I have been trying to solve the following problem, but have not been successful yet. I was hoping anyone could nudge me in the correct direction.
Let $\{ w_t; t = 0,1,\ldots \}$ be a white noice process with variance $\sigma^2$ and let $|\phi| < 1$ be a constant. Consider $x_0 = \frac{w_o}{\sqrt{1-\phi^2}}$ and $$ x_t = \phi x_{t-1} + w_t,\ \ \ \ t=1,2,\ldots. $$ Show that $var(x_t)$ is constant in $t$.
MY ATTEMPT:
Firstly, by recursively writing out $x_t$ it can be seen that: $$ x_t = \phi^t x_0 + \sum_{k=0}^t \phi^k w_{t-k} = \phi^t \frac{w_0}{\sqrt{1-\phi^2}} + \sum_{k=0}^t \phi^k w_{t-k}. $$ By linearity of the expectation, it follows that $E(x_t) = 0$. Thus $var(x_t) = E(x_t^2)$. \begin{align} var(x_t) &= E(x_t^2) = E([\phi^t \frac{w_0}{\sqrt{1-\phi^2}} + \sum_{k=0}^t \phi^k w_{t-k}]^2) \\ &= \phi^{2t}\frac{1}{1-\phi^2} E(w_0^2) + 2 \frac{\phi^t}{\sqrt{1-\phi^2}}E(w_0\sum_{k=0}^t \phi^k w_{t-k}) + E([\sum_{k=0}^t \phi^k w_{t-k}]^2) \\ &= \phi^{2t}\frac{\sigma^2}{1-\phi^2} + 2 \frac{\phi^{2t}}{\sqrt{1-\phi^2}}\sigma^2 + \sigma^2 \sum_{k=0}^t \phi^{2k} \\ &= \phi^{2t}\frac{\sigma^2}{1-\phi^2} + 2 \frac{\phi^{2t}}{\sqrt{1-\phi^2}}\sigma^2 + \sigma^2 \frac{1-\phi^{2(t+1)}}{1-\phi^2} \\ &= \frac{\sigma^2}{1-\phi^2}( \phi^{2t} + 1 - \phi^{2t} \phi^2) + 2 \frac{\phi^{2t}}{\sqrt{1-\phi^2}}\sigma^2 \\ &= \frac{\sigma^2}{1-\phi^2} + \frac{\sigma^2}{1-\phi^2}(\phi^{2t}(1-\phi^2)) + 2 \frac{\phi^{2t}}{\sqrt{1-\phi^2}}\sigma^2 \\ &= \frac{\sigma^2}{1-\phi^2} + \sigma^2 \phi^{2t} + 2 \frac{\phi^{2t}}{\sqrt{1-\phi^2}}\sigma^2. \end{align} This is where I am stuck: I believe the second and third term should somehow cause the dependence on $t$ to cancel out, but can't seem to figure it out. Is this the way to go or am I missing something else? In any case, thanks for your time!

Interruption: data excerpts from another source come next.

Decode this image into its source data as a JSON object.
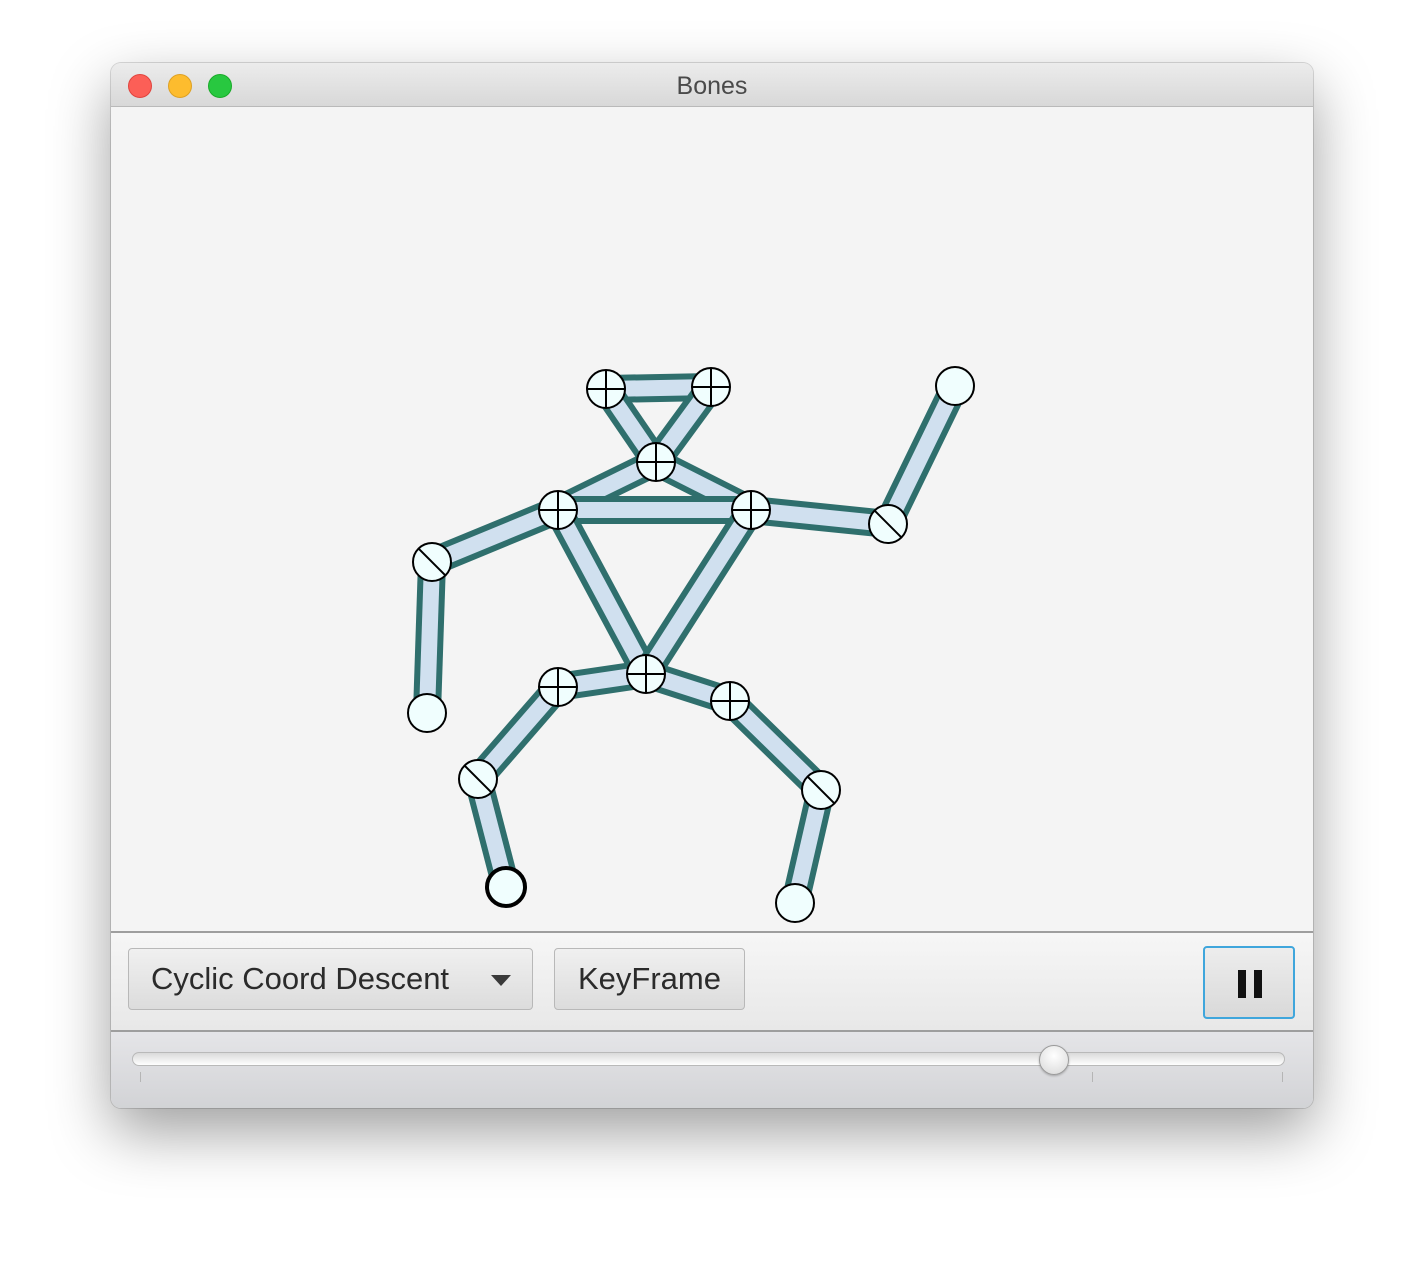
{
  "window": {
    "title": "Bones"
  },
  "toolbar": {
    "solver_select": {
      "selected": "Cyclic Coord Descent"
    },
    "keyframe_label": "KeyFrame",
    "pause_icon": "pause-icon"
  },
  "slider": {
    "value_fraction": 0.8
  },
  "skeleton": {
    "bone_color": "#2f6f6d",
    "bone_fill": "#d0e0ef",
    "joint_fill": "#f0fefe",
    "joints": [
      {
        "id": "head-left",
        "type": "cross"
      },
      {
        "id": "head-right",
        "type": "cross"
      },
      {
        "id": "neck",
        "type": "cross"
      },
      {
        "id": "shoulder-left",
        "type": "cross"
      },
      {
        "id": "shoulder-right",
        "type": "cross"
      },
      {
        "id": "elbow-left",
        "type": "hinge"
      },
      {
        "id": "hand-left",
        "type": "end"
      },
      {
        "id": "elbow-right",
        "type": "hinge"
      },
      {
        "id": "hand-right",
        "type": "end"
      },
      {
        "id": "pelvis",
        "type": "cross"
      },
      {
        "id": "hip-left",
        "type": "cross"
      },
      {
        "id": "hip-right",
        "type": "cross"
      },
      {
        "id": "knee-left",
        "type": "hinge"
      },
      {
        "id": "foot-left",
        "type": "end-selected"
      },
      {
        "id": "knee-right",
        "type": "hinge"
      },
      {
        "id": "foot-right",
        "type": "end"
      }
    ],
    "bones": [
      [
        "head-left",
        "head-right"
      ],
      [
        "head-left",
        "neck"
      ],
      [
        "head-right",
        "neck"
      ],
      [
        "neck",
        "shoulder-left"
      ],
      [
        "neck",
        "shoulder-right"
      ],
      [
        "shoulder-left",
        "shoulder-right"
      ],
      [
        "shoulder-left",
        "elbow-left"
      ],
      [
        "elbow-left",
        "hand-left"
      ],
      [
        "shoulder-right",
        "elbow-right"
      ],
      [
        "elbow-right",
        "hand-right"
      ],
      [
        "shoulder-left",
        "pelvis"
      ],
      [
        "shoulder-right",
        "pelvis"
      ],
      [
        "pelvis",
        "hip-left"
      ],
      [
        "pelvis",
        "hip-right"
      ],
      [
        "hip-left",
        "knee-left"
      ],
      [
        "knee-left",
        "foot-left"
      ],
      [
        "hip-right",
        "knee-right"
      ],
      [
        "knee-right",
        "foot-right"
      ]
    ]
  }
}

Trivially it can be seen that $\text{Var}(x_0)$ is constant.
Observe $$\begin{align} &x_1 = \dfrac{\phi w_0}{\sqrt{1 - \phi^2}} + w_1 \\ &x_2 = \dfrac{\phi^2w_0}{\sqrt{ 1- \phi^2}} + \phi w_1 + w_2 \\ &x_3 = \dfrac{\phi^3w_0}{\sqrt{1 - \phi^2}} + \phi^2 w_1 + \phi w_2 + w_3 \\ &\vdots \\ &x_t = \dfrac{\phi^tw_0}{\sqrt{ 1- \phi^2}} + \sum_{k=1}^{t}\phi^{t-k} w_k\text{.} \end{align}$$ Using the fact that $\{w_t: t \geq 0\}$ are uncorrelated random variables, we have that their pairwise covariances are $0$, thus $$\text{Var}(x_t) = \dfrac{\phi^{2t}\sigma^2}{1-\phi^2} + \sum_{k=1}^{t}\phi^{2(t-k)}\sigma^2 = \sigma^2\left(\dfrac{\phi^{2t}}{1-\phi^2} + \phi^{2t}\sum_{k=1}^{t} \phi^{-2k} \right)\text{.}$$ We have that $$\begin{align} \sum_{k=1}^{t} \phi^{-2k} &= \phi^{-2}+\phi^{-4}+\cdots+\phi^{-2t} \\ &= \phi^{-2}\left[1+\phi^{-2}+\cdots+\phi^{-2(t-1)}\right] \\ &= \phi^{-2}\left(\dfrac{1-\phi^{-2t}}{1-\phi^{-2}} \right) \\ &= \dfrac{1-\phi^{-2t}}{\phi^2 - 1} \\ &= \dfrac{\phi^{-2t} - 1}{1-\phi^2} \end{align}$$ thus $$\phi^{2t}\sum_{k=1}^{t}\phi^{-2k} = \dfrac{1 - \phi^{2t}}{1-\phi^2}$$ and $$\text{Var}(x_t) = \dfrac{\sigma^2}{1-\phi^2}\text{.}$$